Culture and Arts of the Plains Indians
The way of life of the Plains Indians were two categories, the nomadic hunters who moved around following the buffalo migration and semi-sedentary tribes who were buffalo hunters and farmers. The nomadic tribes were the Arapaho, Blackfoot, Cheyenne, Crow, Comanche, Assiniboine, Gros Ventre, Sioux and Shoshone to mention but a few. They followed the seasonal migration of buffalos. The Mandan, Osage, Omaha, Otoe, Pawnee, Iowa, Kansa and Hidatsa were led a semi-sedentary way of life.

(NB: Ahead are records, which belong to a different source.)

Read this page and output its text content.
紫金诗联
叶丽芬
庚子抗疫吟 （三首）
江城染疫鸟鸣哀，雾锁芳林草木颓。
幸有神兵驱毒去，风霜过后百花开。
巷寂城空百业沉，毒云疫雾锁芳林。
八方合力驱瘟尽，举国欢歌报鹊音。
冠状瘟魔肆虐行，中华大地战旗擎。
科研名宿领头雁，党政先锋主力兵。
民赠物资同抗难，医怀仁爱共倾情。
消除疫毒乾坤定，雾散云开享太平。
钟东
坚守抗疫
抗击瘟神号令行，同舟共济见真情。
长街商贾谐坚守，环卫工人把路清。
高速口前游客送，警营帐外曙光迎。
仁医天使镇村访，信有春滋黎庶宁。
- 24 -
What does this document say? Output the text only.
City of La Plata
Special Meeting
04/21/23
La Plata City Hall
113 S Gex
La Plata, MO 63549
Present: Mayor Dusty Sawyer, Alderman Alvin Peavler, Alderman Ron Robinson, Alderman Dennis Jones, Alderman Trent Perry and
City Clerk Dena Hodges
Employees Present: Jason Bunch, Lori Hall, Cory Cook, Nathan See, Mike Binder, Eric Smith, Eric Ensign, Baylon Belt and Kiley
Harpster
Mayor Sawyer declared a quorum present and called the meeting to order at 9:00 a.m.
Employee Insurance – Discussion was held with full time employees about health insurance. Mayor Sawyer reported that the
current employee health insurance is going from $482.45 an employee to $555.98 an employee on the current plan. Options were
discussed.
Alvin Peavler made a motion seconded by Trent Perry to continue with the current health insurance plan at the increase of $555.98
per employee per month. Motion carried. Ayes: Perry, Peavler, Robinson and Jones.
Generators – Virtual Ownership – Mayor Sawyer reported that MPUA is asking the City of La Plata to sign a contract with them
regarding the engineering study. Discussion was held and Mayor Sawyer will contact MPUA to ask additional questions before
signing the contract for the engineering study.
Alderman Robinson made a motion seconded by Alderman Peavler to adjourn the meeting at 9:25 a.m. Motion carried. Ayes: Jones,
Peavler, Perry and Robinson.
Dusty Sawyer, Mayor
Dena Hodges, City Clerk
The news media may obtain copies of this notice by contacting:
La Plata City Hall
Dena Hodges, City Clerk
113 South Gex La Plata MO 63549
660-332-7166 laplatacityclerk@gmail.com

The Arapaho and Cheyenne were initially sedentary people, focusing on agriculture, but when the discovered the horse from the white settlers, they adopted into a nomadic lifestyle, raiding the horse of the Pawnee and Comanche.
The Plains Indians had common a culture and art expressions. Plains Indians lives in semi-permanent structures called Teepees (tipis). The teepees were long cone-shaped made with long wooden poles used as frames and covered with buffalo hide. 30 – 40 Plains Indians could fit into the structure.
The Plains Indians used buffalo dang as fuel for fire for warmth in the night and over winter. They used buffalo’s intestine and bladder as food bags, cooking vessels, and buckets. Unlike pots, which were heavy and easy to break, the intestines and bladder were durable and light to carry around owing to the nomadic nature of their lifestyle.
Plains Indians were also fierce warriors. The Sioux tribe is considered the most violent of all the tribes and were the most resistant to the European invasion of their land. In warfare, the Plains Indians warriors would cut off the scalps of their dead enemies to achieve honor. At times, they would tap an enemy with a stick in battle, rather than kill. A strategy they called ‘counting coup.’
The Native Indians are a deeply spiritual community. They believe in the Great Spirit, Wakan Tanka. They still think that the earth is their mother and belongs to all living creatures. They have ceremonies, the Sun Dance, in awe of the Sun.